In Table 1, * 1 to * 11 represent the following.
* 1 YDB400 (manufactured by Toto Kasei Co., Ltd.)
* 2 N775 (Dainippon Ink Co., Ltd.)
* 3 D2090 (Dainippon Ink Co., Ltd.)
* 4 Staphyloid AC-3832 (manufactured by Ganz Kasei Co., Ltd.)
* 5 Staphyloid AC-4030 (manufactured by Ganz Kasei Co., Ltd.)
* 6 SLM445144 (Asahi Kasei Wacker Silicone Co., Ltd.)
* 7 Staphyloid AC-3355 (manufactured by Ganz Kasei Co., Ltd.)
* 8 Trefil E-600 (Toray Dow Corning Silicone Co., Ltd.)
* 9 SO-C5 (manufactured by Admatechs)
* 10 SN-190 (manufactured by Nippon Steel Chemical Co., Ltd.)
From Table 1, phenol novolak resin is used as a curing agent, and by using fine particles composed of a resin having a core-shell structure and a shell portion containing a functional group that reacts with an epoxy resin (Examples 1 to 6) It was confirmed that a laminated sheet having a small linear expansion coefficient in the plane direction and the thickness direction was obtained.
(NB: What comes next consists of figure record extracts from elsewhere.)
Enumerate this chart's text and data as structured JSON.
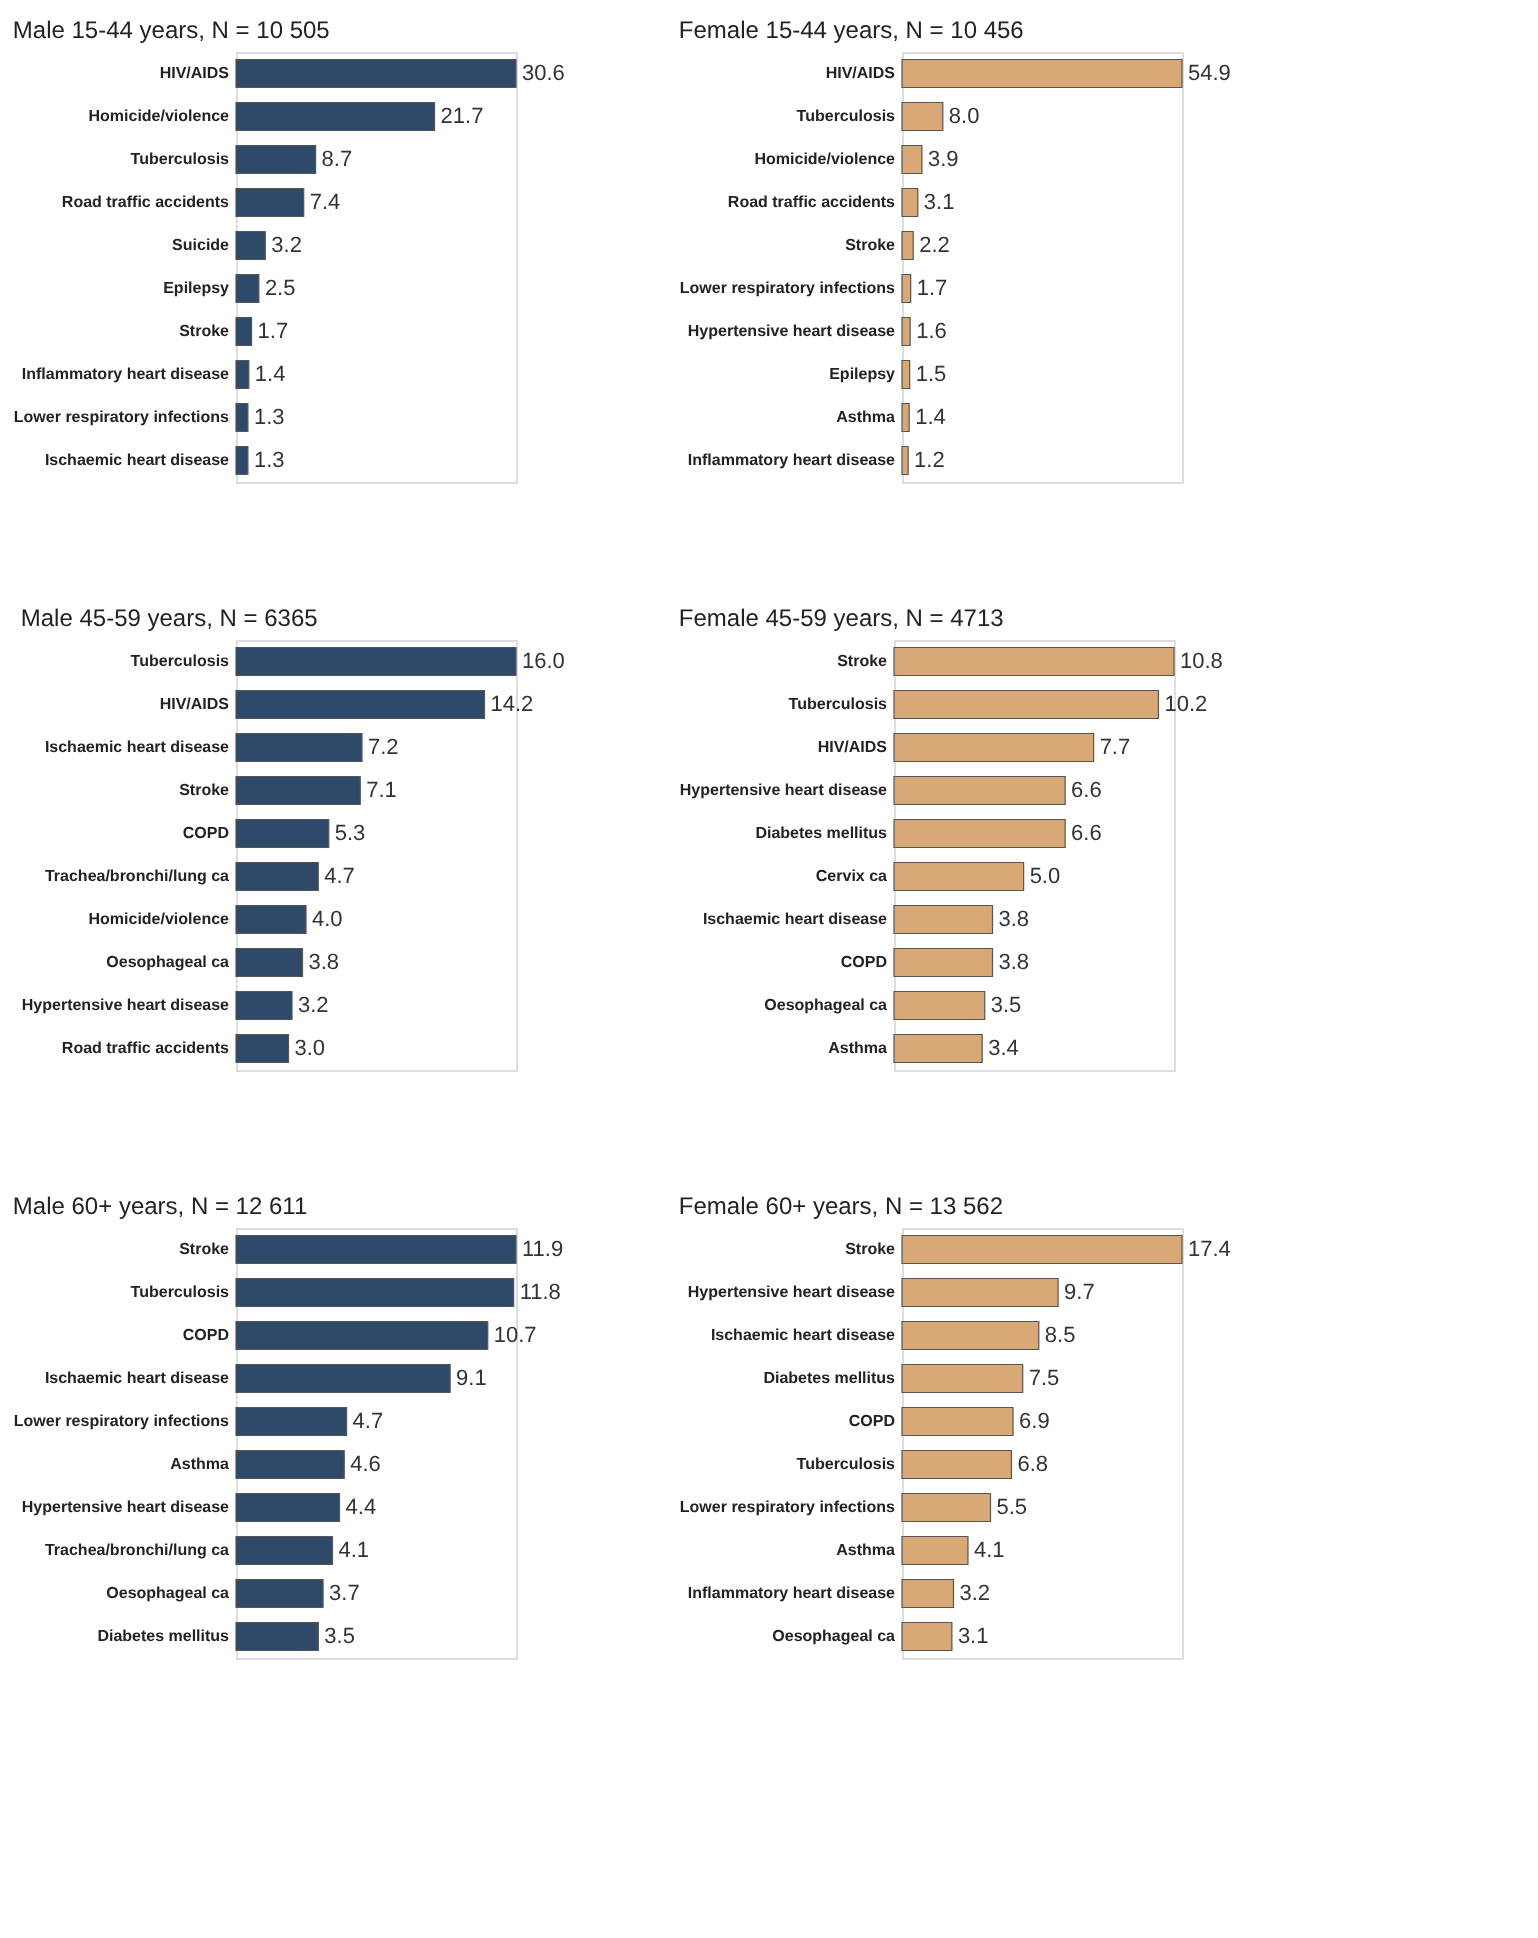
{
  "chart_data": [
    {
      "type": "bar",
      "orientation": "horizontal",
      "title": "Male 15-44 years, N = 10 505",
      "categories": [
        "HIV/AIDS",
        "Homicide/violence",
        "Tuberculosis",
        "Road traffic accidents",
        "Suicide",
        "Epilepsy",
        "Stroke",
        "Inflammatory heart disease",
        "Lower respiratory infections",
        "Ischaemic heart disease"
      ],
      "values": [
        30.6,
        21.7,
        8.7,
        7.4,
        3.2,
        2.5,
        1.7,
        1.4,
        1.3,
        1.3
      ],
      "value_labels": [
        "30.6",
        "21.7",
        "8.7",
        "7.4",
        "3.2",
        "2.5",
        "1.7",
        "1.4",
        "1.3",
        "1.3"
      ],
      "color": "#2f4a68"
    },
    {
      "type": "bar",
      "orientation": "horizontal",
      "title": "Female 15-44 years, N = 10 456",
      "categories": [
        "HIV/AIDS",
        "Tuberculosis",
        "Homicide/violence",
        "Road traffic accidents",
        "Stroke",
        "Lower respiratory infections",
        "Hypertensive heart disease",
        "Epilepsy",
        "Asthma",
        "Inflammatory heart disease"
      ],
      "values": [
        54.9,
        8.0,
        3.9,
        3.1,
        2.2,
        1.7,
        1.6,
        1.5,
        1.4,
        1.2
      ],
      "value_labels": [
        "54.9",
        "8.0",
        "3.9",
        "3.1",
        "2.2",
        "1.7",
        "1.6",
        "1.5",
        "1.4",
        "1.2"
      ],
      "color": "#d8a877"
    },
    {
      "type": "bar",
      "orientation": "horizontal",
      "title": "Male 45-59 years, N = 6365",
      "categories": [
        "Tuberculosis",
        "HIV/AIDS",
        "Ischaemic heart disease",
        "Stroke",
        "COPD",
        "Trachea/bronchi/lung ca",
        "Homicide/violence",
        "Oesophageal ca",
        "Hypertensive heart disease",
        "Road traffic accidents"
      ],
      "values": [
        16.0,
        14.2,
        7.2,
        7.1,
        5.3,
        4.7,
        4.0,
        3.8,
        3.2,
        3.0
      ],
      "value_labels": [
        "16.0",
        "14.2",
        "7.2",
        "7.1",
        "5.3",
        "4.7",
        "4.0",
        "3.8",
        "3.2",
        "3.0"
      ],
      "color": "#2f4a68"
    },
    {
      "type": "bar",
      "orientation": "horizontal",
      "title": "Female 45-59 years, N = 4713",
      "categories": [
        "Stroke",
        "Tuberculosis",
        "HIV/AIDS",
        "Hypertensive heart disease",
        "Diabetes mellitus",
        "Cervix ca",
        "Ischaemic heart disease",
        "COPD",
        "Oesophageal ca",
        "Asthma"
      ],
      "values": [
        10.8,
        10.2,
        7.7,
        6.6,
        6.6,
        5.0,
        3.8,
        3.8,
        3.5,
        3.4
      ],
      "value_labels": [
        "10.8",
        "10.2",
        "7.7",
        "6.6",
        "6.6",
        "5.0",
        "3.8",
        "3.8",
        "3.5",
        "3.4"
      ],
      "color": "#d8a877"
    },
    {
      "type": "bar",
      "orientation": "horizontal",
      "title": "Male 60+ years, N = 12 611",
      "categories": [
        "Stroke",
        "Tuberculosis",
        "COPD",
        "Ischaemic heart disease",
        "Lower respiratory infections",
        "Asthma",
        "Hypertensive heart disease",
        "Trachea/bronchi/lung ca",
        "Oesophageal ca",
        "Diabetes mellitus"
      ],
      "values": [
        11.9,
        11.8,
        10.7,
        9.1,
        4.7,
        4.6,
        4.4,
        4.1,
        3.7,
        3.5
      ],
      "value_labels": [
        "11.9",
        "11.8",
        "10.7",
        "9.1",
        "4.7",
        "4.6",
        "4.4",
        "4.1",
        "3.7",
        "3.5"
      ],
      "color": "#2f4a68"
    },
    {
      "type": "bar",
      "orientation": "horizontal",
      "title": "Female 60+ years, N = 13 562",
      "categories": [
        "Stroke",
        "Hypertensive heart disease",
        "Ischaemic heart disease",
        "Diabetes mellitus",
        "COPD",
        "Tuberculosis",
        "Lower respiratory infections",
        "Asthma",
        "Inflammatory heart disease",
        "Oesophageal ca"
      ],
      "values": [
        17.4,
        9.7,
        8.5,
        7.5,
        6.9,
        6.8,
        5.5,
        4.1,
        3.2,
        3.1
      ],
      "value_labels": [
        "17.4",
        "9.7",
        "8.5",
        "7.5",
        "6.9",
        "6.8",
        "5.5",
        "4.1",
        "3.2",
        "3.1"
      ],
      "color": "#d8a877"
    }
  ]
}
In Example 4 in which silicon rubber is used in combination, a laminate having a smaller linear expansion coefficient in the surface direction is obtained, and in Example 5 in which silica is used in combination, a laminate having a small linear expansion coefficient in the thickness direction is obtained. It was confirmed that

On the other hand, in Comparative Example 1 in which fine particles composed of a resin containing a functional group that has a core-shell structure and the shell portion reacts with an epoxy resin are not blended, it is confirmed that the linear expansion coefficient in the surface direction and the thickness direction is large It was done. In Comparative Example 2 in which fine particles composed of a resin having a core-shell structure and containing no functional group that reacts with an epoxy resin is blended in the shell portion, the linear expansion coefficient in the plane direction is small, but the line in the thickness direction is small. It was confirmed that the expansion coefficient becomes large. In Comparative Example 3 in which dicyandiamide was used as the curing agent, it was confirmed that the effect of reducing the linear expansion coefficient in the plane direction and the thickness direction was small.

Claims (8)

A resin composition containing an epoxy resin, a curing agent, and a flexible component, wherein the curing agent is a phenol novolac resin, and the flexible component has a functional group that has a core-shell structure and the shell portion reacts with the epoxy resin. including contain fine particles that are made of resin, the functional group is a hydroxyl group, an epoxy resin composition comprising at least one functional group der Rukoto of carboxyl groups and epoxy groups. The core part of a core- shell structure is an acrylic resin, The epoxy resin composition of Claim 1 characterized by the above-mentioned. 2. The epoxy resin composition according to claim 1 , wherein the core portion of the core- shell structure is a silicon resin . The epoxy resin composition according to claim 1, characterized that you containing rubber particles as the elastic component 3. The epoxy resin composition according to claim 1, further comprising an inorganic filler . A prepreg characterized by impregnating a base material with the epoxy resin composition according to any one of claims 1 to 5, followed by drying by heating and semi-curing. A laminate obtained by laminating a predetermined number of the prepregs according to claim 6 and further laminating and arranging metal foils by heating and pressing. A printed wiring board comprising a conductor pattern formed on the surface of the metal foil according to claim 7.